Éric Dana : Le principal problème est l’incertitude et la soudaineté des réformes. Nous n’avons pas de véritable programmation pluriannuelle en matière de santé qui nous donnerait une visibilité à trois ou quatre ans. Les acteurs doivent donc s’adapter dans des délais de plus en plus courts. Il faudrait davantage de stabilité, avec une loi de programmation pluriannuelle en matière de santé fixant clairement la trajectoire et le partage entre les régimes obligatoires et complémentaires. Nous pourrions par exemple avoir une règle de répartition stable, de type 80/20. Lorsqu’un transfert de charges intervient, il pourrait aussi être accompagné d’une neutralité fiscale : 1 % de transfert pourrait correspondre à 1 % de taxation en moins sur les conventions d’assurance. Ce dont les professionnels, les assurés et les entreprises ont besoin, c’est avant tout de visibilité et de règles suffisamment pérennes.

Quels objectifs fixez-vous pour 2027 ?

Éric Dana : La grande majorité de nos objectifs 2026 ont été atteints. CPMS est devenu entreprise à mission, nous avons renforcé la maîtrise des risques et la gouvernance et nous avons dépassé les 500 000 personnes protégées. Nous enregistrons entre 7 et 10 % de croissance par an. En 2025, notre chiffre d’affaires a atteint 26 M€, contre 24,3 M€ en 2024, soit une progression d’environ 7 %. Pour 2027, notre objectif est de maintenir une croissance annuelle structurelle comprise entre 7 et 10 %, de maîtriser notre rentabilité et, pourquoi pas, d’étudier des opérations de croissance externe.

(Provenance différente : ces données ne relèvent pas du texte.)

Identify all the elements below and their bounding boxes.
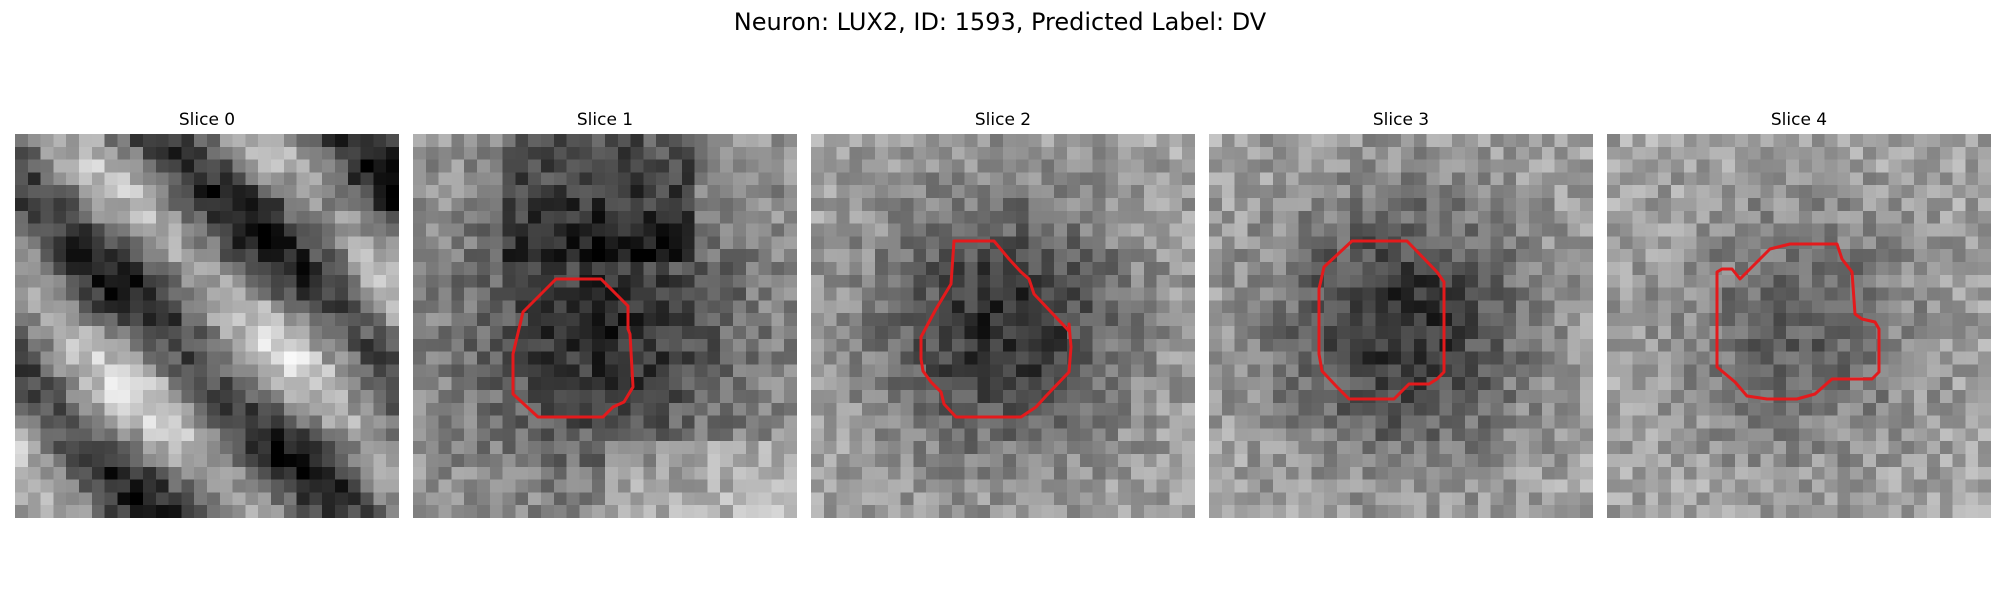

Après la digitalisation du parcours assuré, quelles sont vos priorités technologiques et quelle place l’IA va-t-elle prendre ?

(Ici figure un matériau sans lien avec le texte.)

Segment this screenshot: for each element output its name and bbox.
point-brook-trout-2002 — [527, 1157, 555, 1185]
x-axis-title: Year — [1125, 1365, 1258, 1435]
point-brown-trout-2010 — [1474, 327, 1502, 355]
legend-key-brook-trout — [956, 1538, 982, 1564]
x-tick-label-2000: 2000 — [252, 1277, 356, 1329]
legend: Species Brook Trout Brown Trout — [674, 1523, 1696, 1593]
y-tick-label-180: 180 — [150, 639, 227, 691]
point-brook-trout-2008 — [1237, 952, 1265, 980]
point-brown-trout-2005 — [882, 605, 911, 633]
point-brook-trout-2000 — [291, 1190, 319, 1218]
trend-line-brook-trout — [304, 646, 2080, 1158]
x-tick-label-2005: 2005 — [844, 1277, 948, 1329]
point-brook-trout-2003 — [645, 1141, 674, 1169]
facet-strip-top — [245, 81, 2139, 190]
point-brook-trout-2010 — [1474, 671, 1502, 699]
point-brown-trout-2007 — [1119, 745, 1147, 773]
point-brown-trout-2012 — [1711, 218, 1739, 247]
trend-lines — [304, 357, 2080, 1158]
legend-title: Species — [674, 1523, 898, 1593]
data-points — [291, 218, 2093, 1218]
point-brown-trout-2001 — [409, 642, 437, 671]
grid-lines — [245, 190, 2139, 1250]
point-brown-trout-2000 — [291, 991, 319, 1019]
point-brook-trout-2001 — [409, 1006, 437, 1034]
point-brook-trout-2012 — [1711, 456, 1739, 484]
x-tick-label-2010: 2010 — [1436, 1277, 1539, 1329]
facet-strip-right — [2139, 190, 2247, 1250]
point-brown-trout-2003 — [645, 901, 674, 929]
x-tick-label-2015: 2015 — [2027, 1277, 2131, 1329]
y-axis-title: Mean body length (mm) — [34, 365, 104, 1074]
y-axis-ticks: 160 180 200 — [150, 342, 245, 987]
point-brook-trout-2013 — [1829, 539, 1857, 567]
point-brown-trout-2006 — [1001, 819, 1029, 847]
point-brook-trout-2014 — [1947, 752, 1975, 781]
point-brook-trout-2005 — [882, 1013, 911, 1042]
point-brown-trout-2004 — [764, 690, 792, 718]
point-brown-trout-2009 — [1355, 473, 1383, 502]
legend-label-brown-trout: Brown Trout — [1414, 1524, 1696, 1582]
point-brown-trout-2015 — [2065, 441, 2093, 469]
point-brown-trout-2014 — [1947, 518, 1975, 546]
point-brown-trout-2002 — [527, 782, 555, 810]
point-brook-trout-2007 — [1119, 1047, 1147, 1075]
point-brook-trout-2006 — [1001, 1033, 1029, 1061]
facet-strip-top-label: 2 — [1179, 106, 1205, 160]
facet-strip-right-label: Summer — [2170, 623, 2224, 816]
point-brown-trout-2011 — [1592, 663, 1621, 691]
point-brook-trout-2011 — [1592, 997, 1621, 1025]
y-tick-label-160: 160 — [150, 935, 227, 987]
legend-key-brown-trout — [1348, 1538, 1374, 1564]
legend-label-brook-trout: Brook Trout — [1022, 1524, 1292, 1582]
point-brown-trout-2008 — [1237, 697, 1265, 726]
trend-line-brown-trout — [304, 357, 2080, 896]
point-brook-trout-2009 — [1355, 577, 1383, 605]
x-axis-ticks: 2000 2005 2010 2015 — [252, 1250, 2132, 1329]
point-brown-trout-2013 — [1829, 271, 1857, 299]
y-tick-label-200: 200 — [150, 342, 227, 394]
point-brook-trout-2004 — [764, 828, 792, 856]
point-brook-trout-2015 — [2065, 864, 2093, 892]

Samuel Dana : Deux grandes priorités se dessinent. La première concerne la prévention. Nous avons développé avec Nova Santé une plateforme de santé connectée et prédictive autour de quatre thématiques : le sommeil, l’audition, le dentaire et la dermatologie, afin d’orienter les assurés vers le parcours de soins le plus pertinent. La deuxième priorité est la lutte contre la fraude. Notre conviction est qu’environ 80 % de la fraude sont constatés au moment de la prise en charge. Nous voulons donc renforcer les contrôles en amont, notamment grâce aux contrôles en temps réel. L’IA et l’automatisation doivent également nous permettre de réaliser des gains de productivité. Il est encore trop tôt pour disposer d’indicateurs précis, mais l’objectif est clair : pouvoir traiter davantage de dossiers avec les mêmes ressources.